Birmanie : Mandalay

Oui oui, nous sommes toujours vivants J Désolé pour le retard mais, de un, il y a tellement de choses à voir à Mandalay et dans les environs ; de deux, nous étions crevés par notre voyage en Inde et par le vol ; et de trois, la connexion à l’hôtel n’est pas des plus performantes.

Lundi 16 novembre. Arrivée en Birmanie.

Décollage à minuit de l’aéroport de New Delhi. Deux petits vols et une escale nous attendent ; donc, en gros, une nuit blanche…

Petite remarque cocasse : un tel voyage nous apprend non seulement à faire tous nos besoins un peu partout (aéroport, avion, train, nature, toilette-rigole des monastères, etc.), mais aussi à s’endormir dans n’importe quel endroit (aéroport, avion, train, bus gouvernementaux indiens, etc.). Pour la première fois, Mister J a réussi à s’endormir dans un avion, tandis que Miss V s’est même endormie, assise sur un siège en plastique devant la porte d’embarquement, 5 minutes avant de monter dans l’avion ; et rebelote dans l’avion, avant le décollage.

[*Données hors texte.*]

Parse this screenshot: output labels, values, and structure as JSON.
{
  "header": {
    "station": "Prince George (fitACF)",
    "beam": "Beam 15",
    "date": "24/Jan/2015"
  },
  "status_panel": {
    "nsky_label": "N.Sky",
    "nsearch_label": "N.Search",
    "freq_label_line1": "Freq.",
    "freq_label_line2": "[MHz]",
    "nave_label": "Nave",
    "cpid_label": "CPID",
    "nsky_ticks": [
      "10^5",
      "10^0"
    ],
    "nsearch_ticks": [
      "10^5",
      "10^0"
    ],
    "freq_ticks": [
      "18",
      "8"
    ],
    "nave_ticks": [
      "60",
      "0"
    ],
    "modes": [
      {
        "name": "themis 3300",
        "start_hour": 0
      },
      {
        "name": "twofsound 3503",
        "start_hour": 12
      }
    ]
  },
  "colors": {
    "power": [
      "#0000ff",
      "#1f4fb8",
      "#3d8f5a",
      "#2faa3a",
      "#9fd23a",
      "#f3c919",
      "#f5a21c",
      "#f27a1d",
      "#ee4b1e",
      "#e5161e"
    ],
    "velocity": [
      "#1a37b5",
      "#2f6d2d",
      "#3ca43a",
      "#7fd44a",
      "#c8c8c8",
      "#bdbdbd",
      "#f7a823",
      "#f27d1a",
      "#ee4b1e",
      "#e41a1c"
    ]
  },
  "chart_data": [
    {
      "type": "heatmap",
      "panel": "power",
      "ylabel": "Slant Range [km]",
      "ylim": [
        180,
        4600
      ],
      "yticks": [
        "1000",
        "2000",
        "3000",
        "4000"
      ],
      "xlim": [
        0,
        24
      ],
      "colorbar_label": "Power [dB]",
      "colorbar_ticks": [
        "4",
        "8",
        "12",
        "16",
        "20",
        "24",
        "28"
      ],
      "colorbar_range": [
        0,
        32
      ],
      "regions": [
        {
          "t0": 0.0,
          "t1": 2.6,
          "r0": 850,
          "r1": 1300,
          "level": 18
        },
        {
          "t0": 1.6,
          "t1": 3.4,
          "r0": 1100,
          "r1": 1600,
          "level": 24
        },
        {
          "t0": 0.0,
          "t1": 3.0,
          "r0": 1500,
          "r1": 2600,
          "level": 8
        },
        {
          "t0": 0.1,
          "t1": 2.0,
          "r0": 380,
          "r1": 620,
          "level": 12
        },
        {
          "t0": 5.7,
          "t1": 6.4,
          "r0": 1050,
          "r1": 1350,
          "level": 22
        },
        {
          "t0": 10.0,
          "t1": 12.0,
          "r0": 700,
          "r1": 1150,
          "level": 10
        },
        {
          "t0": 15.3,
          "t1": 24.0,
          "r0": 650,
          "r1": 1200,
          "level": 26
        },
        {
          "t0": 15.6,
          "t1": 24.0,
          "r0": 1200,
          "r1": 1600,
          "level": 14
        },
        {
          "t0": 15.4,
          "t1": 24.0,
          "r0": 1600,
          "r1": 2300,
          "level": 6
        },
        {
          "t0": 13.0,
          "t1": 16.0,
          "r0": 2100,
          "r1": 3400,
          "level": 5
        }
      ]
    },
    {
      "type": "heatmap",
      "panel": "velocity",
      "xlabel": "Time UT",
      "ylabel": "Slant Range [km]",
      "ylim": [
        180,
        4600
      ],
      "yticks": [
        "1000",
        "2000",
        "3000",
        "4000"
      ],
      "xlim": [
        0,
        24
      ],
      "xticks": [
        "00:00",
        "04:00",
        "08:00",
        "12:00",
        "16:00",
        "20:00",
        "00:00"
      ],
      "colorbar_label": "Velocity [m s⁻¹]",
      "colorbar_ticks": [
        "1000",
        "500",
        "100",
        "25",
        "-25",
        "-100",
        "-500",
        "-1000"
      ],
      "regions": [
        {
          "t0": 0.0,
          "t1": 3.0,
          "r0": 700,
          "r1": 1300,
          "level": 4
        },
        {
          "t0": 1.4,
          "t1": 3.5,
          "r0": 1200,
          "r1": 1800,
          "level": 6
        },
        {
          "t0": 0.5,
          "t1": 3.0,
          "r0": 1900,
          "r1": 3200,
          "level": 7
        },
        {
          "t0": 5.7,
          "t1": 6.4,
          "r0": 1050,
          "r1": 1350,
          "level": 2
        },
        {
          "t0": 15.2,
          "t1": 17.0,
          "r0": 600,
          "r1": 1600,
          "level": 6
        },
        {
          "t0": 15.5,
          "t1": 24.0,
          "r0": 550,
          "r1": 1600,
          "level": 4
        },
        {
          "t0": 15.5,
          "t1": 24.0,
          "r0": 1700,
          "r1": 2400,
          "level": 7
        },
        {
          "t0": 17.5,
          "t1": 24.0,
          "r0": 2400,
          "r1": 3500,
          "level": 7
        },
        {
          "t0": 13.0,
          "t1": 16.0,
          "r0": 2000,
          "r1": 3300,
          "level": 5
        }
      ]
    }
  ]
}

Après une escale de 4h à Bangkok, où nous avons errés pendant 4h dans l’aéroport comme des zombies (car en manque de sommeil), et après que Mister J ait essayé tous les flacons testeurs de crème/huile essentielles dans un duty free de l’aéroport (bah quoi, il est marqué « Try Me ! » dessus), nous voilà enfin en Birmanie.

En sortant du petit aéroport de Mandalay, la différence avec l’Inde nous a sauté tout de suite aux yeux : personne ne nous a accosté pour nous proposer un transport, un hôtel ou un tour. D’ailleurs, l’aéroport était désert, aussi bien à l’intérieur qu’à l’extérieur. Le temps de retirer un peu d’argent, nous partageons un taxi avec un birman à destination de l’hôtel. Autre différence avec l’Inde : les tarifs sont fixes et affichés clairement. Le conducteur était très sympathique et nous avons profité de cette petite balade pour apprendre un peu de vocabulaire birman (bonjour, merci, etc.).

Sur le chemin, nos yeux pétillent d’envie de découvrir ce pays qui est tellement différent de l’Inde : moins de klaxon, moins de déchets, des temples dorés à tous les coins de rue. Et le ciel est d’une couleur bleue magnifique (regardez les photos !). Last but not least, les birmans sont très souriants et d’une gentillesse incomparable ! Mister J doit venir de Birmanie, c’est certain !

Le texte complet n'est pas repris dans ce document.